Daniel Kokotajlo comments on OpenAI: Detecting misbehavior in frontier reasoning models

Daniel Kokotajlo 12 Mar 2025 22:49 UTC
LW: 3 AF: 3
2
AF
Indeed these are some reasons for optimism. I really do think that if we act now, we can create and cement an industry standard best practice of keeping CoT’s pure (and also showing them to the user, modulo a few legitimate exceptions, unlike what OpenAI currently does) and that this could persist for months or even years, possibly up to around the time of AGI, and that this would be pretty awesome for humanity if it happened.
- James Chua 13 Mar 2025 18:16 UTC
  LW: 3 AF: 3
  0
  AF Parent
  Do you have a sense of what I, as a researcher, could do?
  I sense that having users/companies want faithful CoT is very important.. In-tune users, as. nostalgebraist points out, will know how to use CoTs to debug LLMs. But I’m not sure whether this represents only 1% of users, so big labs just won’t care. Maybe we need to try and educate more users about this. Maybe reach out to people who tweet about LLM best use cases to highlight this?

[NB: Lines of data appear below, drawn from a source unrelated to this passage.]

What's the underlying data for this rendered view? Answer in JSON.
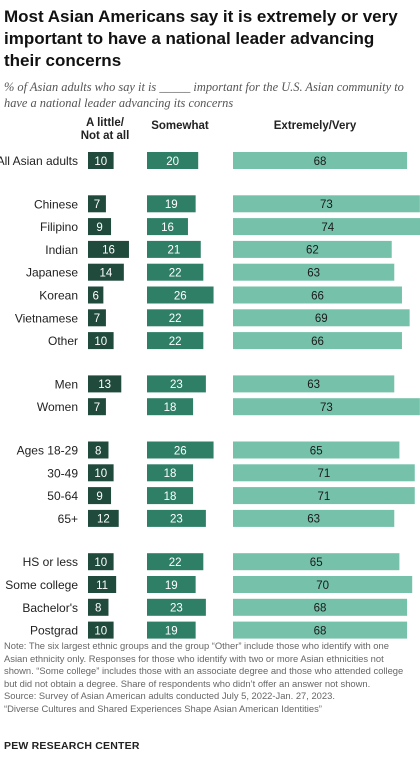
{
  "title": "Most Asian Americans say it is extremely or very important to have a national leader advancing their concerns",
  "subtitle": "% of Asian adults who say it is _____ important for the U.S. Asian community to have a national leader advancing its concerns",
  "chart_data": {
    "type": "bar",
    "columns": [
      "A little/ Not at all",
      "Somewhat",
      "Extremely/Very"
    ],
    "groups": [
      {
        "rows": [
          {
            "label": "All Asian adults",
            "values": [
              10,
              20,
              68
            ]
          }
        ]
      },
      {
        "rows": [
          {
            "label": "Chinese",
            "values": [
              7,
              19,
              73
            ]
          },
          {
            "label": "Filipino",
            "values": [
              9,
              16,
              74
            ]
          },
          {
            "label": "Indian",
            "values": [
              16,
              21,
              62
            ]
          },
          {
            "label": "Japanese",
            "values": [
              14,
              22,
              63
            ]
          },
          {
            "label": "Korean",
            "values": [
              6,
              26,
              66
            ]
          },
          {
            "label": "Vietnamese",
            "values": [
              7,
              22,
              69
            ]
          },
          {
            "label": "Other",
            "values": [
              10,
              22,
              66
            ]
          }
        ]
      },
      {
        "rows": [
          {
            "label": "Men",
            "values": [
              13,
              23,
              63
            ]
          },
          {
            "label": "Women",
            "values": [
              7,
              18,
              73
            ]
          }
        ]
      },
      {
        "rows": [
          {
            "label": "Ages 18-29",
            "values": [
              8,
              26,
              65
            ]
          },
          {
            "label": "30-49",
            "values": [
              10,
              18,
              71
            ]
          },
          {
            "label": "50-64",
            "values": [
              9,
              18,
              71
            ]
          },
          {
            "label": "65+",
            "values": [
              12,
              23,
              63
            ]
          }
        ]
      },
      {
        "rows": [
          {
            "label": "HS or less",
            "values": [
              10,
              22,
              65
            ]
          },
          {
            "label": "Some college",
            "values": [
              11,
              19,
              70
            ]
          },
          {
            "label": "Bachelor's",
            "values": [
              8,
              23,
              68
            ]
          },
          {
            "label": "Postgrad",
            "values": [
              10,
              19,
              68
            ]
          }
        ]
      }
    ],
    "colors": [
      "#1f4a3c",
      "#2f7f67",
      "#76c1aa"
    ]
  },
  "column_headers": {
    "little_line1": "A little/",
    "little_line2": "Not at all",
    "somewhat": "Somewhat",
    "extremely": "Extremely/Very"
  },
  "note": "Note: The six largest ethnic groups and the group “Other” include those who identify with one Asian ethnicity only. Responses for those who identify with two or more Asian ethnicities not shown. “Some college” includes those with an associate degree and those who attended college but did not obtain a degree. Share of respondents who didn’t offer an answer not shown.",
  "source": "Source: Survey of Asian American adults conducted July 5, 2022-Jan. 27, 2023.",
  "report": "“Diverse Cultures and Shared Experiences Shape Asian American Identities”",
  "brand": "PEW RESEARCH CENTER"
}
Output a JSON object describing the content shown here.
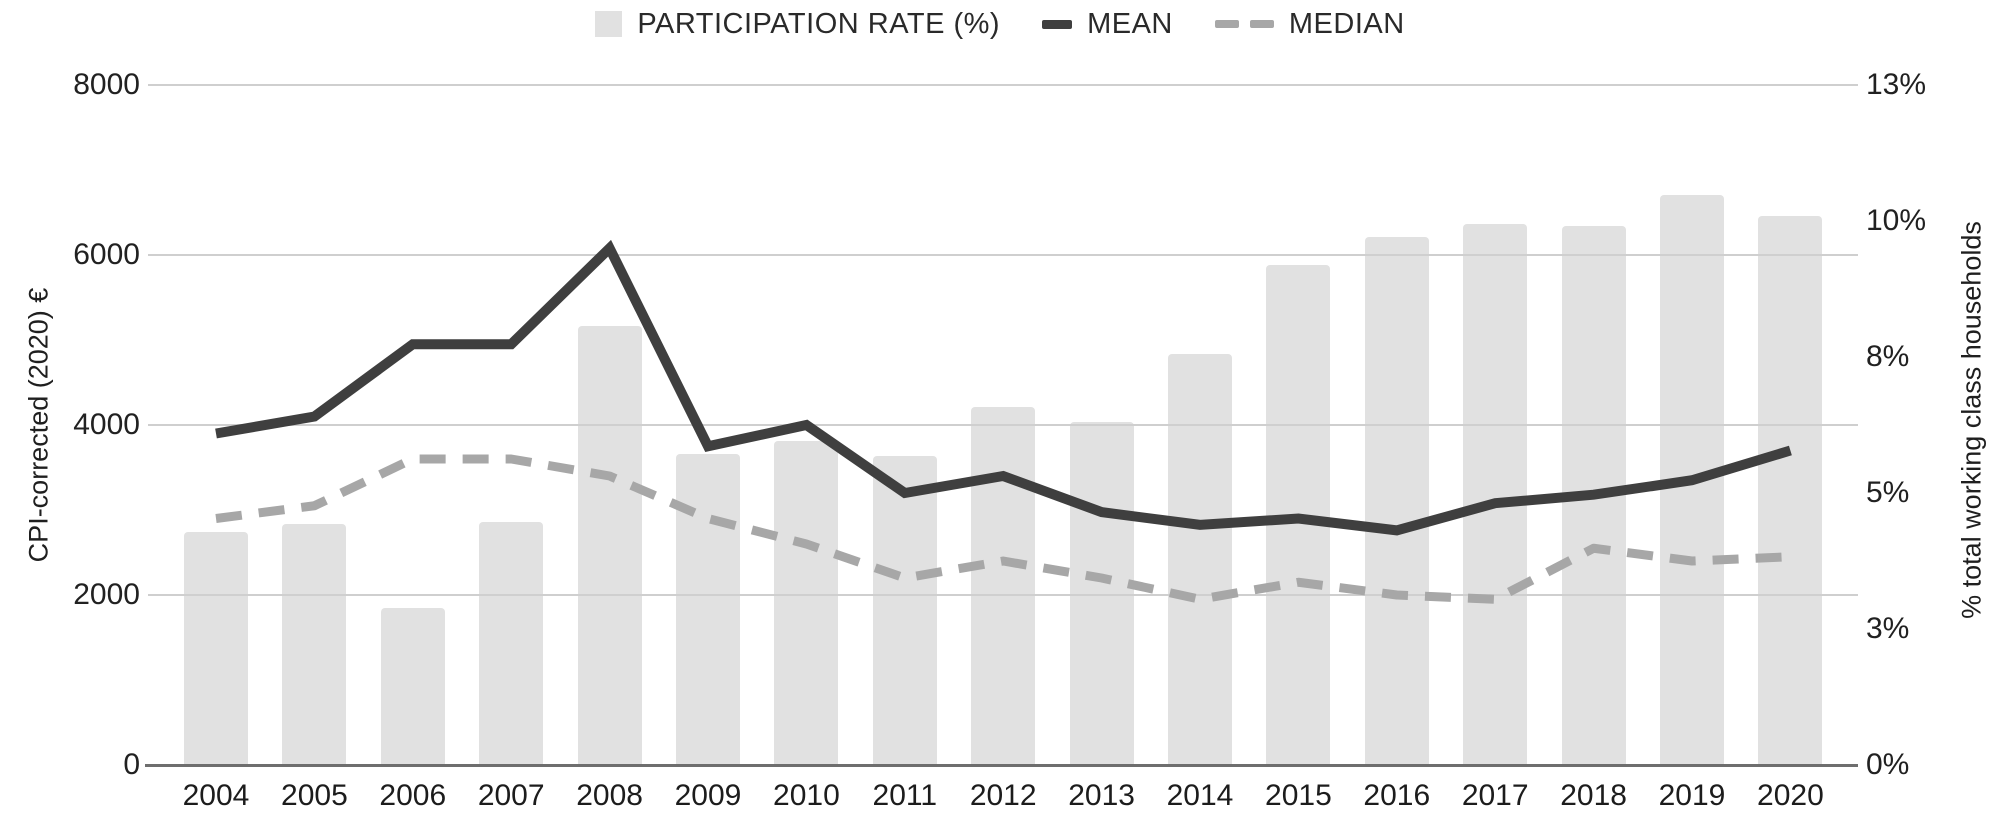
{
  "legend": {
    "items": [
      {
        "label": "PARTICIPATION RATE (%)",
        "marker": "square",
        "color": "#e1e1e1"
      },
      {
        "label": "MEAN",
        "marker": "line",
        "color": "#3f3f3f"
      },
      {
        "label": "MEDIAN",
        "marker": "dashes",
        "color": "#a7a7a7"
      }
    ]
  },
  "chart_data": {
    "type": "combo",
    "categories": [
      "2004",
      "2005",
      "2006",
      "2007",
      "2008",
      "2009",
      "2010",
      "2011",
      "2012",
      "2013",
      "2014",
      "2015",
      "2016",
      "2017",
      "2018",
      "2019",
      "2020"
    ],
    "series": [
      {
        "name": "PARTICIPATION RATE (%)",
        "chart_type": "bar",
        "axis": "right",
        "unit": "%",
        "color": "#e1e1e1",
        "values": [
          4.45,
          4.6,
          3.0,
          4.65,
          8.4,
          5.95,
          6.2,
          5.9,
          6.85,
          6.55,
          7.85,
          9.55,
          10.1,
          10.35,
          10.3,
          10.9,
          10.5
        ]
      },
      {
        "name": "MEAN",
        "chart_type": "line",
        "style": "solid",
        "axis": "left",
        "unit": "EUR",
        "color": "#3f3f3f",
        "values": [
          3900,
          4100,
          4950,
          4950,
          6080,
          3750,
          4000,
          3200,
          3400,
          2975,
          2825,
          2900,
          2760,
          3080,
          3180,
          3350,
          3700
        ]
      },
      {
        "name": "MEDIAN",
        "chart_type": "line",
        "style": "dashed",
        "axis": "left",
        "unit": "EUR",
        "color": "#a7a7a7",
        "values": [
          2900,
          3050,
          3600,
          3600,
          3400,
          2900,
          2600,
          2200,
          2400,
          2200,
          1950,
          2150,
          2000,
          1950,
          2550,
          2400,
          2450
        ]
      }
    ],
    "left_axis": {
      "title": "CPI-corrected (2020) €",
      "range": [
        0,
        8000
      ],
      "tick_labels": [
        "8000",
        "6000",
        "4000",
        "2000",
        "0"
      ]
    },
    "right_axis": {
      "title": "% total working class households",
      "range": [
        0,
        13
      ],
      "tick_labels": [
        "13%",
        "10%",
        "8%",
        "5%",
        "3%",
        "0%"
      ]
    },
    "grid": true,
    "legend_position": "top"
  },
  "colors": {
    "bar": "#e1e1e1",
    "mean_line": "#3f3f3f",
    "median_line": "#a7a7a7",
    "gridline": "#cfcfcf",
    "axis_line": "#6e6e6e",
    "text": "#212121",
    "background": "#ffffff"
  }
}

  - Daniel Kokotajlo 13 Mar 2025 19:08 UTC
    LW: 5 AF: 4
    0
    AF Parent
    Since ’23 my answer to that question would have been “well the first step is for researchers like you to produce [basically exactly the paper OpenAI just produced]”
    
    So that’s done. Nice. There are lots of follow-up experiments that can be done.
    
    I don’t think trying to shift the market/consumers as a whole is very tractable.
    
    But talking to your friends at the companies, getting their buy-in, seems valuable.